Bloodless Diamonds?

“It’s not diamonds that are the problem,” says Ali, a Lebanese diamond dealer in eastern Sierra Leone. “Diamonds are just stones. It’s people that are the problem.”

Sierra Leone has some of the highest quality diamonds in the world. Like a lottery winner who wastes his fortune and sinks into misery, however, the country has been unable to cope with its windfall. “Blood diamonds” have been blamed for causing its horrific civil war, which saw rebel militias, Liberian thugs, mercenaries, Sierra Leone’s army, and UN and Nigerian “peacekeepers” killing and maiming in a desperate struggle to gain control of the gem trade.

Since the war finished in 2002, Sierra Leone has languished among the world’s poorest countries, with nothing to show for its rich treasure trove of minerals. Economists see it as a classic example of the resource curse, which plagues many poor nations endowed with valuable natural commodities: mineral wealth allows governments to neglect the rest of the economy, enrich themselves, and ignore those outside their circles, forcing the excluded to resort to violence to obtain a share of the loot.

But the failure of resource-rich nations is not inevitable. Botswana has thrived on the back of its diamond mines. South Africa, brimming with gold and diamonds, is Africa’s largest economy. Australia, another diamond producer, doesn’t do too badly.

Earlier this week we spent the day at a diamond mine near Kenema. Johnny, a Sierra Leonean who has spent most of his life in England, has come back with his wife Suzy to dig for diamonds. Using borrowed money, they have leased an acre of land deep in the jungle and hired fifty men from surrounding villages to dig a forty-foot-deep pit and sift through the mud and gravel it throws up.

It is easy to see the allure. When we arrive, Johnny shows me yesterday’s haul of eight small stones. The first looks like an undistinguished lump of glass, but the second, flawless, looks like a diamond and, although rough (it will be cut in India or Antwerp), its different facets glitter as I turn it around in the sun. It is worth about £1,000. On the neighbouring plot last year, a Lebanese found a thirty-carat diamond worth £4 million. From one moment to the next, Johnny could get rich.

Or die trying. Another nearby plot was mined for two years by some Americans. They didn’t find a single gem. Prices fell by 80% in the recession, prompting many miners and dealers to switch to gold, which provides a steadier, less risky income. Ali’s business partner almost bankrupted him by giving him a fake cheque for £100,000-worth of diamonds. “We say the profit from diamonds reaches from your toes to your knees, but the losses reach up to your throat,” he says, making a strangling gesture.
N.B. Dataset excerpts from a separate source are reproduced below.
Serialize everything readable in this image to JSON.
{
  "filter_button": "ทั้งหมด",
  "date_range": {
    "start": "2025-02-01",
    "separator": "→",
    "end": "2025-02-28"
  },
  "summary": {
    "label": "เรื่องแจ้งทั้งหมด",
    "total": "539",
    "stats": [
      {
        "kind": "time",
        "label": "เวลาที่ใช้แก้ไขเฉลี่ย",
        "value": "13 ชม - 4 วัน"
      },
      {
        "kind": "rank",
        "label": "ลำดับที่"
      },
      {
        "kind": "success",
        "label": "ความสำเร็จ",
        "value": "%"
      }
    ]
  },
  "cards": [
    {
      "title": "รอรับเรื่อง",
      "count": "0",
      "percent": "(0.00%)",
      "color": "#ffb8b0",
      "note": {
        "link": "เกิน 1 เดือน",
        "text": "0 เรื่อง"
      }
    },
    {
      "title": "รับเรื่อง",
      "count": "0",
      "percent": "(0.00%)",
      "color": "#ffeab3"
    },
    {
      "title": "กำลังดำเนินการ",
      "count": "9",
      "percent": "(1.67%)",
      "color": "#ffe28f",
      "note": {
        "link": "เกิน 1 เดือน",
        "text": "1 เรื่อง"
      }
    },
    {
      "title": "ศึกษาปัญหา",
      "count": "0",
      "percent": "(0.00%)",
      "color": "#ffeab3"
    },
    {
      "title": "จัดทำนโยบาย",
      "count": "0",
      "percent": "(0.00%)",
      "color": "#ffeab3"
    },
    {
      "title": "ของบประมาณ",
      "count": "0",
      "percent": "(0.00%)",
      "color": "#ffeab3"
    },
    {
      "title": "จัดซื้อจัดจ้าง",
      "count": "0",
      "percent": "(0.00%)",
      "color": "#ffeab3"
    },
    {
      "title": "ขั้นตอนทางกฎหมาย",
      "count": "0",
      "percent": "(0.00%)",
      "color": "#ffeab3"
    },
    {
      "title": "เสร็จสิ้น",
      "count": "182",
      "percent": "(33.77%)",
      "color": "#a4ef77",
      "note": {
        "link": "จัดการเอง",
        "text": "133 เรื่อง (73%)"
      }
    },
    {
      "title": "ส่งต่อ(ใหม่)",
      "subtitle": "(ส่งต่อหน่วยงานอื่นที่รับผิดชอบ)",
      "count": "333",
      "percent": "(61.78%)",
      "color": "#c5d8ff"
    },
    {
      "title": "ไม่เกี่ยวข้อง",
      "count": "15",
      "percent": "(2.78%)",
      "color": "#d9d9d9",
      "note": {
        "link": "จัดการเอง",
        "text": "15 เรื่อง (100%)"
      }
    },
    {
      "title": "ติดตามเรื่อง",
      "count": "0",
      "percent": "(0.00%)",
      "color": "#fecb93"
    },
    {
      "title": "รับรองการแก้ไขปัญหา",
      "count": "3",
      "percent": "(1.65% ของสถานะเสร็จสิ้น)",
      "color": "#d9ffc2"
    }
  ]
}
He is currently pursuing the man through Interpol.

Nearly everything at Johnny’s mine is done by hand. The only sound other than the chink of pickaxes on rock is the drone of the baling machine, which pumps water from the bottom of the pit and spits it out in the washing area, where four muscly young men, bent at the waist, shake mud from large flat sieves and peer intently at the residue, searching among the pebbles and gravel for that elusive glint.

It is sweltering, backbreaking work, but the miners are well remunerated by local standards and are promised significant bonuses if they find something big. Everything is above board: Johnny and Suzy acquired a licence to mine from the government, and every diamond they find is certified, packaged and sealed with a wax stamp under the UN-approved Kimberley Certification Scheme before being shipped to Europe.

The Kimberley Process was initiated in the wake of Sierra Leone’s civil war. It aims to show that a diamond has not come from a conflict zone. Sierra Leone is currently at peace and legal diamond exports have increased since the scheme began. It was not the gems themselves that caused the war, however, but the venality surrounding them, and Kimberley does nothing to tackle corruption.

To acquire a mining licence, you must pay a £70 bribe. If you find a large stone, locals advise you to take it away from your mine immediately, before government helicopters arrive to seize it. Although the diamonds are conflict-free today, therefore, the Kimberley Process will not stop them sparking a new war tomorrow.

On our day at the mine, we don’t bring Johnny and Suzy, who are as superstitious as any gambler, much luck. The washers find four small one-carat stones and a couple of tiny grey specks that can be used industrially. The most valuable is worth about £500. It would take the washers nearly a year to earn that amount, so it is not surprising at the end of the afternoon to hear one of them grumbling that what he has just found in the sieve could be worth trillions of leones (he earns 10,000 a day, about £1.70). The miners may be well paid by Sierra Leonean standards, but they are very cheap labour for their employers. Worried that the washer is planning theft, Johnny relieves him of his duties and sends him to dig in the pit.